Another fear is lack of money. In a book I am revisiting from my bookshelf, “Growing a Business”, I read an interesting point by author, Paul Hawken. He discusses the concept that for small business, “too much money is worse than too little.” He continues, “The major problem affecting business, large or small, is a lack of imagination, not capital.” I agree.
Back in 2000 when I started this company, a laptop was a pretty expensive investment at about $2500. And like all new businesses, I knocked on a lot of doors trying to get sales. I needed to show prospective clients the quality of my work (neither particularly good nor bad), and without that expensive laptop coupled with a time when many businesses had no computer connection, I was limited. So, what did I do? I used Photoshop 3.0 to create prints of the website designs I had done and carried them in those cheesy plastic sleeves. I laugh about it now, but you know what? I sold my clients on my work.
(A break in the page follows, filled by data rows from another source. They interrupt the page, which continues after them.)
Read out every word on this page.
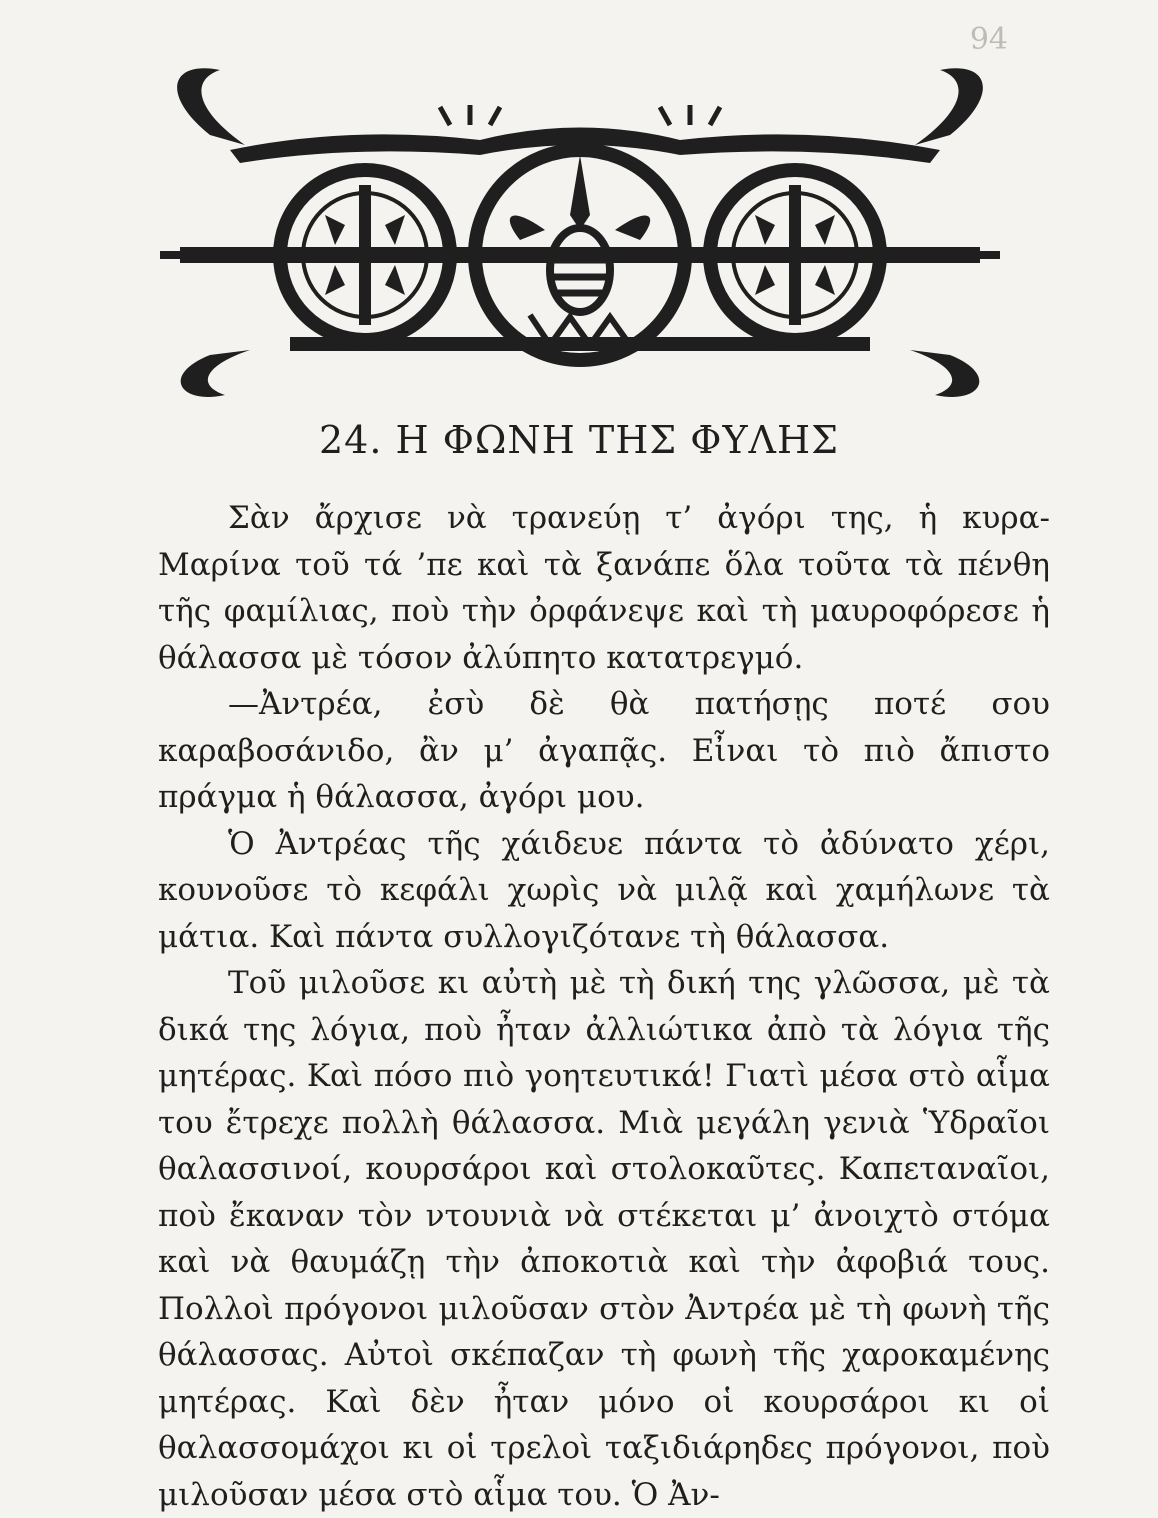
94
24. Η ΦΩΝΗ ΤΗΣ ΦΥΛΗΣ

Σὰν ἄρχισε νὰ τρανεύῃ τ’ ἀγόρι της, ἡ κυρα-Μαρίνα τοῦ τά ’πε καὶ τὰ ξανάπε ὅλα τοῦτα τὰ πένθη τῆς φαμίλιας, ποὺ τὴν ὀρφάνεψε καὶ τὴ μαυροφόρεσε ἡ θάλασσα μὲ τόσον ἀλύπητο κατατρεγμό.

—Ἀντρέα, ἐσὺ δὲ θὰ πατήσῃς ποτέ σου καραβοσάνιδο, ἂν μ’ ἀγαπᾷς. Εἶναι τὸ πιὸ ἄπιστο πράγμα ἡ θάλασσα, ἀγόρι μου.

Ὁ Ἀντρέας τῆς χάιδευε πάντα τὸ ἀδύνατο χέρι, κουνοῦσε τὸ κεφάλι χωρὶς νὰ μιλᾷ καὶ χαμήλωνε τὰ μάτια. Καὶ πάντα συλλογιζότανε τὴ θάλασσα.

Τοῦ μιλοῦσε κι αὐτὴ μὲ τὴ δική της γλῶσσα, μὲ τὰ δικά της λόγια, ποὺ ἦταν ἀλλιώτικα ἀπὸ τὰ λόγια τῆς μητέρας. Καὶ πόσο πιὸ γοητευτικά! Γιατὶ μέσα στὸ αἷμα του ἔτρεχε πολλὴ θάλασσα. Μιὰ μεγάλη γενιὰ Ὑδραῖοι θαλασσινοί, κουρσάροι καὶ στολοκαῦτες. Καπεταναῖοι, ποὺ ἔκαναν τὸν ντουνιὰ νὰ στέκεται μ’ ἀνοιχτὸ στόμα καὶ νὰ θαυμάζῃ τὴν ἀποκοτιὰ καὶ τὴν ἀφοβιά τους. Πολλοὶ πρόγονοι μιλοῦσαν στὸν Ἀντρέα μὲ τὴ φωνὴ τῆς θάλασσας. Αὐτοὶ σκέπαζαν τὴ φωνὴ τῆς χαροκαμένης μητέρας. Καὶ δὲν ἦταν μόνο οἱ κουρσάροι κι οἱ θαλασσομάχοι κι οἱ τρελοὶ ταξιδιάρηδες πρόγονοι, ποὺ μιλοῦσαν μέσα στὸ αἷμα του. Ὁ Ἀν-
Creativity offered an opportunity.
When I read Hawken’s words tonight, I realized that at TDS we serve well the businesses that don’t have a lot of money. I like to tell prospective clients that we will do as much or as little as they want us to do or that their budgets allow. We create editable websites and ecommerce sites, and offer a lot of guidance to help our clients use the web to help them sell. In short, we give them ideas that cost nothing but time. The clients willing to invest the time and energy needed to create dynamic and useful sites are rewarded with increased sales. Those clients come back to us a year later a little busier, having a little less time to devote to site maintenance, but holding a slightly thicker wallet to hire us for the work that adds to profits.
So, consider the possibilities and make your expenditures count. Have attractive, professionally designed, business cards made with your web address on them. Join your local chamber for a couple of hundred bucks a year, and hand out those great looking business cards. Get a cell phone, and when you are out of the office, forward those sales calls from the chamber folks who found your number on the business card you gave them at the last event!
Creativity and hard work are more useful than money, and honing these skills early helps lay the foundation for real profits when used in concert with smart investments–bought through increasing profits–to accelerate growth.
And what of those slick presentation “brochures” I created? I still have them. Stop by the office, and I’ll let you see what money can’t buy.